The EUR/USD pair had a slightly negative session on Tuesday, but as you can see we are essentially hanging around the 1.36 handle. I believe that this area is going to be supportive, and I don’t think that the pair will fall much lower, at least between now and the nonfarm payroll numbers. There are a couple different moving parts to the equation at the moment, but I think that this market essentially is going to come down to whether or not the Americans can produce enough jobs to have the participants believe and potential tapering.

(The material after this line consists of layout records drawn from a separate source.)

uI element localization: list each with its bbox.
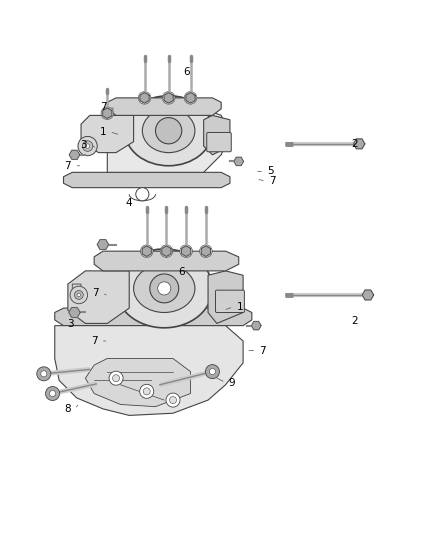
Circle shape	[70, 286, 88, 304]
Text: 3: 3	[67, 319, 74, 329]
Polygon shape	[234, 157, 244, 166]
Polygon shape	[69, 150, 80, 159]
Polygon shape	[55, 326, 243, 415]
Polygon shape	[64, 172, 230, 188]
Text: 1: 1	[99, 127, 106, 136]
Circle shape	[143, 388, 150, 395]
Circle shape	[78, 136, 97, 156]
Circle shape	[205, 365, 219, 378]
Polygon shape	[186, 93, 195, 103]
Polygon shape	[55, 308, 252, 326]
Polygon shape	[97, 240, 109, 249]
Text: 7: 7	[269, 176, 276, 186]
Text: 7: 7	[99, 102, 106, 111]
FancyBboxPatch shape	[215, 290, 244, 312]
Circle shape	[37, 367, 51, 381]
Text: 8: 8	[64, 404, 71, 414]
Circle shape	[46, 386, 60, 400]
Circle shape	[138, 92, 151, 104]
Text: 6: 6	[183, 67, 190, 77]
Text: 6: 6	[178, 266, 185, 277]
FancyBboxPatch shape	[207, 133, 231, 152]
Circle shape	[150, 274, 179, 303]
Circle shape	[170, 397, 177, 403]
Circle shape	[136, 188, 149, 201]
Polygon shape	[353, 139, 365, 149]
Polygon shape	[164, 93, 173, 103]
Circle shape	[85, 144, 90, 148]
Polygon shape	[85, 359, 191, 407]
Circle shape	[77, 293, 81, 297]
Text: 7: 7	[91, 336, 98, 346]
Polygon shape	[68, 271, 129, 324]
Circle shape	[41, 371, 47, 377]
Ellipse shape	[134, 264, 195, 312]
Text: 2: 2	[351, 316, 358, 326]
Circle shape	[49, 391, 56, 397]
Polygon shape	[103, 108, 112, 118]
Circle shape	[141, 245, 153, 257]
Polygon shape	[107, 98, 221, 115]
Circle shape	[155, 118, 182, 144]
Text: 7: 7	[64, 161, 71, 171]
Ellipse shape	[142, 109, 195, 152]
Circle shape	[109, 371, 123, 385]
Circle shape	[101, 107, 113, 119]
Polygon shape	[201, 246, 210, 256]
Circle shape	[82, 141, 93, 151]
Text: 2: 2	[351, 139, 358, 149]
Polygon shape	[94, 251, 239, 271]
Polygon shape	[362, 290, 374, 300]
Polygon shape	[142, 246, 151, 256]
Circle shape	[162, 92, 175, 104]
Ellipse shape	[125, 96, 212, 166]
Polygon shape	[182, 246, 191, 256]
Polygon shape	[162, 246, 171, 256]
Circle shape	[166, 393, 180, 407]
Polygon shape	[208, 271, 243, 324]
Circle shape	[209, 368, 215, 375]
Circle shape	[184, 92, 197, 104]
Text: 1: 1	[237, 302, 244, 312]
Text: 7: 7	[259, 345, 266, 356]
Circle shape	[113, 375, 120, 382]
Circle shape	[158, 282, 171, 295]
Text: 4: 4	[126, 198, 133, 208]
Polygon shape	[204, 115, 230, 155]
Ellipse shape	[116, 249, 212, 328]
Circle shape	[74, 290, 83, 300]
Circle shape	[160, 245, 173, 257]
Text: 7: 7	[92, 288, 99, 298]
Circle shape	[180, 245, 192, 257]
Circle shape	[200, 245, 212, 257]
Text: 3: 3	[80, 140, 87, 150]
Polygon shape	[69, 308, 80, 318]
Text: 5: 5	[267, 166, 274, 176]
Polygon shape	[140, 93, 149, 103]
Text: 9: 9	[229, 377, 236, 387]
Polygon shape	[72, 284, 81, 302]
Polygon shape	[251, 321, 261, 330]
Circle shape	[140, 384, 154, 398]
Polygon shape	[81, 115, 134, 152]
Polygon shape	[107, 109, 230, 172]
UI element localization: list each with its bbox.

That being said, I believe that this market will continue to be choppy as it has been for some time. And that there won’t be any real clarity for a wild. After all, we need to try to “read the mind” of the Federal Reserve, while deciding whether or not the European Central Bank is going to do something about the potential deflationary issues in the European Union.
More of the same.
This used to be the pair that everybody loved to trade. Part of it was based upon the fact that the spread is so low, and therefore it attracts a lot of new traders. However, if you look at the longer-term charts you can see just how erratic this pair has been for some time, and it appears that we are going to see more of the same, at least over the next couple of months. What we need is some type of definitive move in one direction or the other by one of the central banks. The biggest problem was that the Federal Reserve announced that it was tapering slightly, but in the same breath mentioned that the interest rates are going to be low for longer than originally anticipated. In other words, they did something, but basically punted in the end.
All things being equal, I believe that the consolidation area will be roughly between the 1.3550 level on the bottom, and the 1.38 level on the top. I think that any move to one of the extremes that shows either support or resistance could be a buying or selling opportunity. Beyond that, expect a lot of noise.